The American Discovery of Europe
By Jack D. Forbes
Illinois University Press
Did Columbus discover America, or did America discover Columbus? Did Columbus meet Native Americans for the first time in 1492 when he sailed the ocean blue—an event marked today by Columbus Day—or did he meet two American Indians 15 years earlier, in Ireland? And did that meeting inspire him to make his voyages?
That’s one of the contentions and suggestions that run counter to the history we think we know in this book by Jack D. Forbes, professor emeritis of Native American Studies and Anthropology at UC Davis. How did these Indians get to Galway Bay? Forbes marshals evidence to show that Natives of the North and South Americas had impressive maritime traditions and skills, and knowledge of the strong ocean currents that led to Ireland, among other places. They may have been following migrating American sea turtles there for centuries. Forbes mentions in particular the Red Paint People from Maine who left evidence of their sea travels and culture in Norway and elsewhere.
Native seafarers from the Caribbean and the East Coast of North America are most likely to have made it to Europe, by design or stormy accident, though Inuits probably got to Scandinavia and perhaps the British Isles. Forbes believes that tales of mermaids, mer-men and of “fin-folk” in Scotland and Ireland could be based on Inuits who wore the same skins as covered their kayaks, and seemed to be one with them. He cites evidence of Arctic culture in early England.
Later on, before slaves were brought to America, Native Americans were taken to Europe as slaves. For a century or so after Columbus, there may have been more Indians in Europe and Africa than Europeans over here. Forbes suggests that over the centuries Native genes became part of the pool in Africa and all over western and eastern Europe.
This book is not the only one that calls into question much conventional wisdom, from the actual age of humanity and the theory of migration from Asia to America across the Bering land bridge, to the idea that Native Americans were isolated, didn’t have seaworthy boats, including sails.

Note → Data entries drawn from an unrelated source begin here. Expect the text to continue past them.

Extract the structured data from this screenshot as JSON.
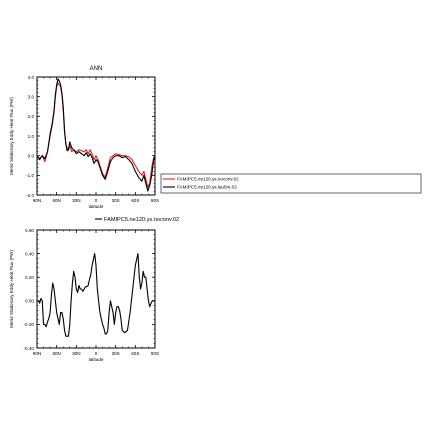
{
  "chart_data": [
    {
      "type": "line",
      "title": "ANN",
      "xlabel": "latitude",
      "ylabel": "Merid Stationary Eddy Heat Flux (PW)",
      "x_ticks": [
        90,
        60,
        30,
        0,
        -30,
        -60,
        -90
      ],
      "x_tick_labels": [
        "90N",
        "60N",
        "30N",
        "0",
        "30S",
        "60S",
        "90S"
      ],
      "xlim": [
        90,
        -90
      ],
      "ylim": [
        -2.0,
        4.0
      ],
      "y_ticks": [
        -2.0,
        -1.0,
        0.0,
        1.0,
        2.0,
        3.0,
        4.0
      ],
      "y_tick_labels": [
        "-2.0",
        "-1.0",
        "0.0",
        "1.0",
        "2.0",
        "3.0",
        "4.0"
      ],
      "grid": false,
      "legend": "right",
      "series": [
        {
          "name": "FAMIPC5.ne120.ys.noconv.02",
          "color": "#d62020",
          "x": [
            90,
            86,
            82,
            78,
            74,
            70,
            67,
            64,
            62,
            60,
            58,
            56,
            54,
            52,
            50,
            48,
            46,
            44,
            42,
            40,
            37,
            34,
            30,
            26,
            22,
            18,
            15,
            12,
            9,
            6,
            3,
            0,
            -3,
            -6,
            -10,
            -14,
            -18,
            -22,
            -26,
            -30,
            -35,
            -40,
            -45,
            -50,
            -55,
            -60,
            -65,
            -70,
            -73,
            -76,
            -79,
            -82,
            -85,
            -88,
            -90
          ],
          "y": [
            0.0,
            -0.15,
            0.0,
            -0.3,
            0.2,
            1.0,
            1.5,
            2.2,
            3.0,
            3.5,
            3.7,
            3.6,
            3.5,
            3.1,
            2.3,
            1.2,
            0.6,
            0.4,
            0.3,
            0.5,
            0.2,
            0.3,
            0.2,
            0.3,
            0.25,
            0.2,
            0.3,
            0.1,
            0.3,
            0.1,
            -0.2,
            0.0,
            -0.2,
            -0.5,
            -0.9,
            -1.1,
            -0.6,
            -0.1,
            0.0,
            0.1,
            0.05,
            0.0,
            0.0,
            -0.05,
            -0.2,
            -0.5,
            -0.8,
            -1.0,
            -0.8,
            -1.2,
            -1.6,
            -1.4,
            -0.6,
            -0.1,
            0.0
          ]
        },
        {
          "name": "FAMIPC5.ne120.ys.lau5m.02",
          "color": "#000000",
          "x": [
            90,
            86,
            82,
            78,
            74,
            70,
            67,
            64,
            62,
            60,
            58,
            56,
            54,
            52,
            50,
            48,
            46,
            44,
            42,
            40,
            37,
            34,
            30,
            26,
            22,
            18,
            15,
            12,
            9,
            6,
            3,
            0,
            -3,
            -6,
            -10,
            -14,
            -18,
            -22,
            -26,
            -30,
            -35,
            -40,
            -45,
            -50,
            -55,
            -60,
            -65,
            -70,
            -73,
            -76,
            -79,
            -82,
            -85,
            -88,
            -90
          ],
          "y": [
            0.0,
            -0.2,
            0.0,
            -0.15,
            0.2,
            1.1,
            1.6,
            2.3,
            3.1,
            3.6,
            3.9,
            3.8,
            3.6,
            3.2,
            2.5,
            1.3,
            0.6,
            0.25,
            0.3,
            0.7,
            0.4,
            0.3,
            0.1,
            0.2,
            0.1,
            0.0,
            0.15,
            -0.05,
            0.1,
            -0.1,
            -0.4,
            -0.2,
            -0.3,
            -0.6,
            -1.0,
            -1.2,
            -0.8,
            -0.3,
            -0.1,
            0.0,
            0.0,
            -0.1,
            -0.05,
            -0.2,
            -0.4,
            -0.8,
            -1.1,
            -1.3,
            -1.0,
            -1.4,
            -1.8,
            -1.5,
            -1.0,
            -0.2,
            0.0
          ]
        }
      ]
    },
    {
      "type": "line",
      "title": "",
      "xlabel": "latitude",
      "ylabel": "Merid Stationary Eddy Heat Flux (PW)",
      "x_ticks": [
        90,
        60,
        30,
        0,
        -30,
        -60,
        -90
      ],
      "x_tick_labels": [
        "90N",
        "60N",
        "30N",
        "0",
        "30S",
        "60S",
        "90S"
      ],
      "xlim": [
        90,
        -90
      ],
      "ylim": [
        -0.4,
        0.6
      ],
      "y_ticks": [
        -0.4,
        -0.2,
        0.0,
        0.2,
        0.4,
        0.6
      ],
      "y_tick_labels": [
        "-0.40",
        "-0.20",
        "0.00",
        "0.20",
        "0.40",
        "0.60"
      ],
      "grid": false,
      "legend": "top",
      "series": [
        {
          "name": "FAMIPC5.ne120.ys.noconv.02",
          "color": "#000000",
          "x": [
            90,
            88,
            86,
            84,
            82,
            80,
            78,
            76,
            74,
            72,
            70,
            68,
            66,
            64,
            62,
            60,
            58,
            56,
            54,
            52,
            50,
            48,
            46,
            44,
            42,
            40,
            38,
            36,
            34,
            32,
            30,
            28,
            26,
            24,
            22,
            20,
            18,
            16,
            14,
            12,
            10,
            8,
            6,
            4,
            2,
            0,
            -2,
            -4,
            -6,
            -8,
            -10,
            -12,
            -14,
            -16,
            -18,
            -20,
            -22,
            -24,
            -26,
            -28,
            -30,
            -32,
            -34,
            -36,
            -38,
            -40,
            -44,
            -48,
            -52,
            -56,
            -60,
            -64,
            -66,
            -68,
            -70,
            -72,
            -74,
            -76,
            -78,
            -80,
            -82,
            -84,
            -86,
            -88,
            -90
          ],
          "y": [
            0.0,
            0.0,
            -0.02,
            0.02,
            0.0,
            -0.2,
            -0.2,
            -0.22,
            -0.18,
            -0.15,
            -0.1,
            0.05,
            0.15,
            0.1,
            0.0,
            -0.1,
            -0.15,
            -0.2,
            -0.1,
            -0.1,
            -0.15,
            -0.25,
            -0.3,
            -0.3,
            -0.3,
            -0.2,
            0.0,
            0.15,
            0.25,
            0.2,
            0.1,
            0.07,
            0.13,
            0.1,
            0.1,
            0.08,
            0.1,
            0.12,
            0.12,
            0.13,
            0.18,
            0.22,
            0.3,
            0.35,
            0.4,
            0.3,
            0.1,
            0.0,
            -0.1,
            -0.15,
            -0.2,
            -0.23,
            -0.28,
            -0.28,
            -0.25,
            -0.1,
            0.0,
            -0.05,
            -0.1,
            -0.2,
            -0.1,
            -0.05,
            -0.05,
            -0.08,
            -0.15,
            -0.25,
            -0.27,
            -0.25,
            -0.1,
            0.1,
            0.3,
            0.4,
            0.2,
            0.1,
            0.15,
            0.25,
            0.2,
            0.2,
            0.1,
            0.0,
            -0.05,
            -0.02,
            0.0,
            0.0,
            0.0
          ]
        }
      ]
    }
  ]
}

Vine Deloria, Jr. is especially caustic on several of these topics in Red Earth, White Lies, for example. While Forbes is not as entertaining a writer as Deloria, he engages in careful and original scholarship, and brings a Native eye to what non-Natives miss in the available evidence. (There’s ethnicity in science, too, Deloria points out.)
Much of the relevant evidence for any theory on these topics is often pretty scanty, and as I know from previous reading (like The First Americans by Adovasio and Page) the state of actual knowledge about pre-history and early migration, as well as these aspects of history, is precarious and messy. And “established” conclusions are jealously guarded, not to be confused by new facts. So the best message from Forbes’ book for non-scholars may be: don’t be too sure you know what you think you know.